Using the metaphor of sheep that were scattered (Ezekiel 34:5), Ezekiel blamed the exile and dispersion of the Jews on a lack of leadership in God’s kingdom. He said, “because there was no shepherd, neither did my shepherds search for my flock, but the shepherds fed themselves, and fed not my flock…Thus saith the Lord GOD; Behold, I am against the shepherds; and I will require my flock at their hand, and cause them to cease from feeding the flock” (Ezekiel 34:8-10). God promised to seek out his flock and to himself become their shepherd (Ezekiel 34:11-12). He said of the Messiah, “And I will set up one shepherd over them, and he shall feed them, even my servant David; he shall feed them, and he shall be their shepherd. And I the LORD will be their God, and my servant David a prince among them, I the LORD have spoken it” (Ezekiel 34:23-24).
Jesus referred to himself as the good shepherd and talked about entering in by the door of the sheepfold (John 10). In order to differentiate himself from the leaders of the Old Testament, Jesus said, “But he that entereth in by the door is the shepherd of the sheep. To him the porter openeth; and the sheep hear his voice: and he calleth his own sheep by name, and leadeth them out” (John 10:2-3). Jesus’ reference to calling his own by name implied the existence of a relationship, a personal relationship in which a recognition of his voice was possible. The leaders of the Old Testament did not associate with the common or average people with the exception of king David who was himself a shepherd before he became king. It is possible God chose David to be the king of Israel for that very reason.

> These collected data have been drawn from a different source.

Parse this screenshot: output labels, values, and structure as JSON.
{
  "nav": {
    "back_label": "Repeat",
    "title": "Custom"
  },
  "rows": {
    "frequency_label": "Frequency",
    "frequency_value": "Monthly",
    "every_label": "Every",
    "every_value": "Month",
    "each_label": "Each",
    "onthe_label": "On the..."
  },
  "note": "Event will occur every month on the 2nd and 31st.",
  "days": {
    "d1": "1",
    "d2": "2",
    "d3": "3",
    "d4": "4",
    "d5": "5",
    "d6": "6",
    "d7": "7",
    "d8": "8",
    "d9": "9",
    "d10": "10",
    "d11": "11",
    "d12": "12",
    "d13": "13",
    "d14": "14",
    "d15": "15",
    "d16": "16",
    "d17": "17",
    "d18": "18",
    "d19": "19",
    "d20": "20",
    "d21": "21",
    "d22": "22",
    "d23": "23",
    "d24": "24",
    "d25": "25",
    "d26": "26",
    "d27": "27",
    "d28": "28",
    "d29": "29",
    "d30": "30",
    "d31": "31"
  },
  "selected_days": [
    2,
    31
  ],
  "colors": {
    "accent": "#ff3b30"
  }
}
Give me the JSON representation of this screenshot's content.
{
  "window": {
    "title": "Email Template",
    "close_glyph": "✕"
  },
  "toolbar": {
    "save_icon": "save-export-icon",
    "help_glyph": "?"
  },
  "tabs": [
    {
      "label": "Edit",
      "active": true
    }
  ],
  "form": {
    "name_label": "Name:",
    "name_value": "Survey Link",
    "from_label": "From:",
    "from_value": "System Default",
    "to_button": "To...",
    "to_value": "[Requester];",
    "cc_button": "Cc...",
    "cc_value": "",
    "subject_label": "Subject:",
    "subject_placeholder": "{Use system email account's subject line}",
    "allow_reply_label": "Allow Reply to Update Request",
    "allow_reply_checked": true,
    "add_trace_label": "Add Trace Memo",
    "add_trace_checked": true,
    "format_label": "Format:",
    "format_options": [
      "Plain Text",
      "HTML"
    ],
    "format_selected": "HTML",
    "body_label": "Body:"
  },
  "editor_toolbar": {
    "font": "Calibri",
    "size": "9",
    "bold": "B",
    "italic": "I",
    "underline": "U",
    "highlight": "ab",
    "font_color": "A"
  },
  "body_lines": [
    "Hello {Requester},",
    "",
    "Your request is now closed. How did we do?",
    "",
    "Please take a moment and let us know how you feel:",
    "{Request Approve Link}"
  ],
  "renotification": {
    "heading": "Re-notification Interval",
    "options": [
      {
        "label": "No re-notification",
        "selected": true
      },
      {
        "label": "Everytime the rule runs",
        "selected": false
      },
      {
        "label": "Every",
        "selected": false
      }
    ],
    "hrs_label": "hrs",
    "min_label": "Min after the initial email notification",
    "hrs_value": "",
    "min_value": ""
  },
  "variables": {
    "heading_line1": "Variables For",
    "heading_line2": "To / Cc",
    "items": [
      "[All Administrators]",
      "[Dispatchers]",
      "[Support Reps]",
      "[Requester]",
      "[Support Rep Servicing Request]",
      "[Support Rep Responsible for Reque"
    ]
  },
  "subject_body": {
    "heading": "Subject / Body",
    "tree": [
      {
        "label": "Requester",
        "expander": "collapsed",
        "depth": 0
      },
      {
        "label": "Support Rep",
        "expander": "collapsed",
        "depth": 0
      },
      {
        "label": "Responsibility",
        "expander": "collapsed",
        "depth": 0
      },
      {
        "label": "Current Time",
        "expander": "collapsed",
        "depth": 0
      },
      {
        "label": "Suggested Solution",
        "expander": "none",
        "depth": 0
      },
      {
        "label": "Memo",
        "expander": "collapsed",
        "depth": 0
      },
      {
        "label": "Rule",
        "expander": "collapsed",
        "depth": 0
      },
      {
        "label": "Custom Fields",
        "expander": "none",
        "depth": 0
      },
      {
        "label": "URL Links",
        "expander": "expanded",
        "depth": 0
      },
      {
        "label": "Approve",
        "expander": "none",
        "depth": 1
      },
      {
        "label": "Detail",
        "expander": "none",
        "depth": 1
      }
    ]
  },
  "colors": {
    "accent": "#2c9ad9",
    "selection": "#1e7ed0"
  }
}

Jesus’ explanation of his role as the good shepherd pointed to the salvation of his people. He said, “Verily, verily, I say unto you, I am the door of the sheep. All that ever came before me are thieves and robbers: but the sheep did not hear them. I am the door: by me if any man enter in, he shall be saved, and shall go in and out, and find pasture” (John 10:7-9). Although Jesus’ reference to being saved included both Jews and Gentiles, his primary concern was the nation of Israel which had been lost due to mismanagement of God’s kingdom. Jesus said, “I am the good shepherd: the good shepherd giveth his life for the sheep” (John 10:11). Ultimately, Jesus’ death served the purpose of setting God’s people free from the political and religious influences that blinded them to God’s love. Ezekiel concluded, “Thus shall they know that I the LORD their God am with them, and that they, even the house of Israel, are my people, saith the Lord GOD” (Ezekiel 34:30).